7:30 a.m. I woke around 5 a.m., unable to sleep. My mind is going over and over about this new job. I am so excited, and I cannot wait to get started. I wrote my resignation letters last night, and have been mentally tweaking them ever since. I keep thinking about and wondering how early they should call me.
It's amazing that something as simple as this has turned me around completely. I am not happy unless I am working toward a goal. I am sick of the pansy, touchy-feely management that I have right now. I want a job with limitless income potential. I am biting at the bit to get going.

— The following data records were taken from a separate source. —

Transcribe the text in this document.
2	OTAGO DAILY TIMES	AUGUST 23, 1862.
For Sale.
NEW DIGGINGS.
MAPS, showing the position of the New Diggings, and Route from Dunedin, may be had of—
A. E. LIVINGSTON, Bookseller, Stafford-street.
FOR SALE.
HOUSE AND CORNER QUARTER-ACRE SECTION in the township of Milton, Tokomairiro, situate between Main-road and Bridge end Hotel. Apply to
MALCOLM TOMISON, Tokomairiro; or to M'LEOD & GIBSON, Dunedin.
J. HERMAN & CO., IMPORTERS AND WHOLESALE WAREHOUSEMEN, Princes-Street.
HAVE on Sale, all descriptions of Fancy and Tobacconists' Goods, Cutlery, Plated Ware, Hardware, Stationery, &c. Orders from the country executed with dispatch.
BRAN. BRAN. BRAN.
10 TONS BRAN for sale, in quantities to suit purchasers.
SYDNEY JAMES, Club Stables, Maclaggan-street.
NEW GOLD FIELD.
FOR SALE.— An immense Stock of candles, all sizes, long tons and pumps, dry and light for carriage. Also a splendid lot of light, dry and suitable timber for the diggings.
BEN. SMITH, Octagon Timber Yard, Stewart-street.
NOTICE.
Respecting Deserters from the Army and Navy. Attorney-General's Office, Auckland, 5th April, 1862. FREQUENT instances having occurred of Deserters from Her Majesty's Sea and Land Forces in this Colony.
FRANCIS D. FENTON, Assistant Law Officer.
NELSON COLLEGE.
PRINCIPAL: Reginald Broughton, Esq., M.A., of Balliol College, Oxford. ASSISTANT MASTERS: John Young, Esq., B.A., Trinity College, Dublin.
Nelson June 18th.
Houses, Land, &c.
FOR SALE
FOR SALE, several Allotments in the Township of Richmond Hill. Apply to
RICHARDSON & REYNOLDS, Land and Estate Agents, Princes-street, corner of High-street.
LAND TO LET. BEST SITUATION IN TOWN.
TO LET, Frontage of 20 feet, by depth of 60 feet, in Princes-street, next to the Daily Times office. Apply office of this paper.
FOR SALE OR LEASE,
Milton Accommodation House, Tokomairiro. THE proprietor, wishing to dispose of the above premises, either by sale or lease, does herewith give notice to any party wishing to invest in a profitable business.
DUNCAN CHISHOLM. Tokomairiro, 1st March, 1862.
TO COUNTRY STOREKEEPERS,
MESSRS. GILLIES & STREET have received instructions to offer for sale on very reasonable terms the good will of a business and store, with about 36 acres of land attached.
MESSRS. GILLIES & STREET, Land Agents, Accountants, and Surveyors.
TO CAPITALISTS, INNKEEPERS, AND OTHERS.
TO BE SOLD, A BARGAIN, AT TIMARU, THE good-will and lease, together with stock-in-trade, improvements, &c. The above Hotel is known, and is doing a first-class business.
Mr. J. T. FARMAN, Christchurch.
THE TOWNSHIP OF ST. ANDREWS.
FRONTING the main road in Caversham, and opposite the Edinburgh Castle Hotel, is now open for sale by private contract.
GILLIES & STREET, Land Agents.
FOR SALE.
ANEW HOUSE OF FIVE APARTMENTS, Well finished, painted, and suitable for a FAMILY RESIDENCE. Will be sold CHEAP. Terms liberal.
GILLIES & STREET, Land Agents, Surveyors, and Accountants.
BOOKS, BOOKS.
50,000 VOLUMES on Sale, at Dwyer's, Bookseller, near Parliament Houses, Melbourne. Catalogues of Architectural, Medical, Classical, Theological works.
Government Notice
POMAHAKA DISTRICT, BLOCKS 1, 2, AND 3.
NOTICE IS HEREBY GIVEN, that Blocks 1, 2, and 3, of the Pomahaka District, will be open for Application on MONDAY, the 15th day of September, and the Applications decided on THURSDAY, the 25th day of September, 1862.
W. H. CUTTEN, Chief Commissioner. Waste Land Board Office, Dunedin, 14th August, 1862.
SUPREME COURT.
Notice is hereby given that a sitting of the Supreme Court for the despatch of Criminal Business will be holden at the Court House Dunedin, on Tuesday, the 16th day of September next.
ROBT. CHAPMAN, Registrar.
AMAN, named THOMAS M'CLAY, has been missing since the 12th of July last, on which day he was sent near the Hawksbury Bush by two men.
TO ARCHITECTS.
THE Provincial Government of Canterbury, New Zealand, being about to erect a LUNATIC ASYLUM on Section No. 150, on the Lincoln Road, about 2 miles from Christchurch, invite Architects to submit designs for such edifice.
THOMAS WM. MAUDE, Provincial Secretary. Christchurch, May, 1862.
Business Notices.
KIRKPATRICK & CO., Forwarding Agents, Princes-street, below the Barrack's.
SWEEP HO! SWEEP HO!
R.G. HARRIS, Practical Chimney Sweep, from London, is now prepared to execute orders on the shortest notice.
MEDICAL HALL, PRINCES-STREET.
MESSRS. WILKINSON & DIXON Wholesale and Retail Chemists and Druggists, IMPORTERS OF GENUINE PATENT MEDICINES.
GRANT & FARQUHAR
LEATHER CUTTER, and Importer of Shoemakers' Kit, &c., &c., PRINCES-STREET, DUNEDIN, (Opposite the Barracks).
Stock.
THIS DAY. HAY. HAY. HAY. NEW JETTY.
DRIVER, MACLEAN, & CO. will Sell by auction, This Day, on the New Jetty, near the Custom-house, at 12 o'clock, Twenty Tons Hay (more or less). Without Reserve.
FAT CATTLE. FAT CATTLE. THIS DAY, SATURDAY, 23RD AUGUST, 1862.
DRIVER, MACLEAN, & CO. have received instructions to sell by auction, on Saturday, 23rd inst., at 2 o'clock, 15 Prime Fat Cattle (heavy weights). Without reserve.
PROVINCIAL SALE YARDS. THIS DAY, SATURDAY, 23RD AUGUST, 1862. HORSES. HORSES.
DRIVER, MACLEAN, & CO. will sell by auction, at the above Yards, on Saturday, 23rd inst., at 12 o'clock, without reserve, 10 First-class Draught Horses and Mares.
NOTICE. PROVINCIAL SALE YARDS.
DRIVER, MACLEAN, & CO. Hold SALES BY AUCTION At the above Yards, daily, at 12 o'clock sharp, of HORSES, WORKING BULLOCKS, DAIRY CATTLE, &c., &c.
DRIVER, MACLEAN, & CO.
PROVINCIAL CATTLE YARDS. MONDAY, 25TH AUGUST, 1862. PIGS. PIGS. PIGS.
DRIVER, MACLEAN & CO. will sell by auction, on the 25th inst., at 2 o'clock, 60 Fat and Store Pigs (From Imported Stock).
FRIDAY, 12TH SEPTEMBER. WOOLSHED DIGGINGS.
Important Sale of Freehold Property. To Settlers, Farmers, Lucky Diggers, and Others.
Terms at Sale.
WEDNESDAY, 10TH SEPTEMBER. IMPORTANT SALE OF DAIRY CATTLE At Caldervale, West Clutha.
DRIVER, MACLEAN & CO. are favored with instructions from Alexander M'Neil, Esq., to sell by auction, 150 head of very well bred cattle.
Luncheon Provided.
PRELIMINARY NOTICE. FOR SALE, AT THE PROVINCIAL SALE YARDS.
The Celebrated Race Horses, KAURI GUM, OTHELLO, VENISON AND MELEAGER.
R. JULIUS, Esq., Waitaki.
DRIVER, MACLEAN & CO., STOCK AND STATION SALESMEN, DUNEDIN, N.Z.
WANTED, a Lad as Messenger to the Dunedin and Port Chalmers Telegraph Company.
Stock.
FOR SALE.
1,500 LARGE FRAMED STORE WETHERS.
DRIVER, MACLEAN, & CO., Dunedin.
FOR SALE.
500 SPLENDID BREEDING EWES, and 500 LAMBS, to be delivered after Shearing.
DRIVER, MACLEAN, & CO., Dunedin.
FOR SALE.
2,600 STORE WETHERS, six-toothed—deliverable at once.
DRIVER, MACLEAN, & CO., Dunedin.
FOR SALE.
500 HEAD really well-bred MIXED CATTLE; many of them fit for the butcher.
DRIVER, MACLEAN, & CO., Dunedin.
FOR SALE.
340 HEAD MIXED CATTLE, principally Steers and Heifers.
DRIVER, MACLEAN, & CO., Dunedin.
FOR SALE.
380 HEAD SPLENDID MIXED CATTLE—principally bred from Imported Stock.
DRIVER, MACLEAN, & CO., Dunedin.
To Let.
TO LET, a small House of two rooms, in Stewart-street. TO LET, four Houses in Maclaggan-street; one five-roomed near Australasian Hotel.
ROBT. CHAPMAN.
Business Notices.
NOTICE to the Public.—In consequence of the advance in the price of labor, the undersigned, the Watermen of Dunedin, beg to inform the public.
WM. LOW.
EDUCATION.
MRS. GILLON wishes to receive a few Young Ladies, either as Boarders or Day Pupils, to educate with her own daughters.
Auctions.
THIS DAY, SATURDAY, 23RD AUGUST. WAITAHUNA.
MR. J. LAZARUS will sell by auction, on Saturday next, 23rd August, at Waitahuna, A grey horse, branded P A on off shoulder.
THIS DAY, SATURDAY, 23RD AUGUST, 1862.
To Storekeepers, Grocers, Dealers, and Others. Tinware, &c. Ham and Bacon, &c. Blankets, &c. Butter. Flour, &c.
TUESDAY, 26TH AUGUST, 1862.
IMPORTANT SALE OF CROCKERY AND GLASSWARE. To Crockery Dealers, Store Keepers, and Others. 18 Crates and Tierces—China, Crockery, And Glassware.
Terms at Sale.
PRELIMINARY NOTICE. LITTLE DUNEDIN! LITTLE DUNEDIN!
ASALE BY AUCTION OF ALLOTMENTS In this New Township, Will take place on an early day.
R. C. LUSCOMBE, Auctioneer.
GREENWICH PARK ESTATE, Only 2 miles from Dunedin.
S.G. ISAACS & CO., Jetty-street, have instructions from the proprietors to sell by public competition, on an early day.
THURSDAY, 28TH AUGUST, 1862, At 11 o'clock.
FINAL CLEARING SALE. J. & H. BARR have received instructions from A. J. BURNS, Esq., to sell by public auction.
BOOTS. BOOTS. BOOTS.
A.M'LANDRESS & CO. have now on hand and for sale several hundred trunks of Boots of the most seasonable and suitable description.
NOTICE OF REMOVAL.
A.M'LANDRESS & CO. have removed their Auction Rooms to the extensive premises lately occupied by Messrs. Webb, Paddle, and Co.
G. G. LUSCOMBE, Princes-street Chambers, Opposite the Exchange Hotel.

On another note, I have lost about 10 pounds this past week. I am down about 20 pounds. I love that this new position offers me the flexibility of schedule that I can work now and if I want. This will free up my time to spend with my husband, and not limit my working hours. I am already considering how I can streamline and organize my day until I am turning out commissions. My goal is to earn at least $5,000 per month. That would help me pay off bills and get caught up quickly.

It is 7:39am, and I am so eager to get this day going. I have no idea what kind of response I will receive today, and that is part of the thrill. I know the reason I have been so restless and unhappy lately is because I have been ready for another job, and it is not been quickly forthcoming. Because of that, I have been listing along, getting angry and restless and depressed. When my husband's paycheck came in yesterday, and it was not enough to pay the mortgage, I knew it was time. This could not have been better timing, which frankly, convinces me that it is what I was meant to do.
Since I cannot conceive of any reason that it won't work out, I need a plan for the next two weeks. Today, if the job comes through, I will put in my notice (hopefully) as early as possible, then begin calling and notifying my customers.